Many webmasters have yet to discover the hidden power that Google offers via allowing us to see their cache. When auditing a new site, this is one of the standard ways we can get a glimpse of how Google actually sees a site, and what the potential problems may be with on site SEO. As the web gets more and more image-centric, and videos and flash take up more and more real estate on major sites, it’s more important than ever that we remain aware of the current limitations of the Google search bots. No matter how cool your site may look, with all those bells and whistles, you won’t get found via organic search unless you think a little like Google. That’s why – for now at least – the Barefoot SEO site remains text heavy. Compared to many of our competitors, the site has something of a retro feel about it, focussing as we do on good old fashioned words.
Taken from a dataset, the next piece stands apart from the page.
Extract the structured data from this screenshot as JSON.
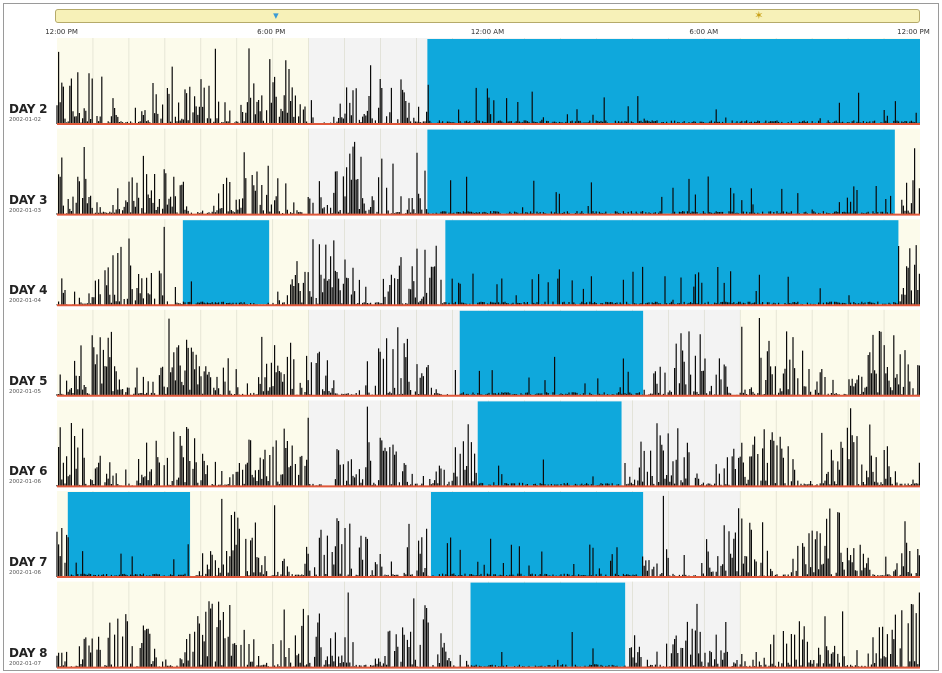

That’s because we understand how Google works and, until they get better at moving beyond the written word, we’re stuck with it!
Viewing your Site with Google Cache
The first thing to do is to type in:
At this point, you’ll see the option for a ‘text only’ version on the right hand side of your screen. This will show you exactly what the Google search bot is seeing when they check out your site. If it’s an image heavy site, there may be very little on there. In which case, do you wonder that you’re not getting much organic traffic?
Another factor worth inspecting is the cache date. The more often Google is crawling your site the more authoritative it is perceived to be. Ideally, you want the bot returning every day or two: much longer than this and there are signs you’re not considered as important as you might be. How do you get your site cached more often? Simple, publish more content and get stronger links.
Is Cache the New Page Rank?
With Google’s slightly old fashioned ‘page rank‘ now pretty much outdated in the opinion of most experts, cache date may well be one of the most reliable indicators of how Google might think of your site.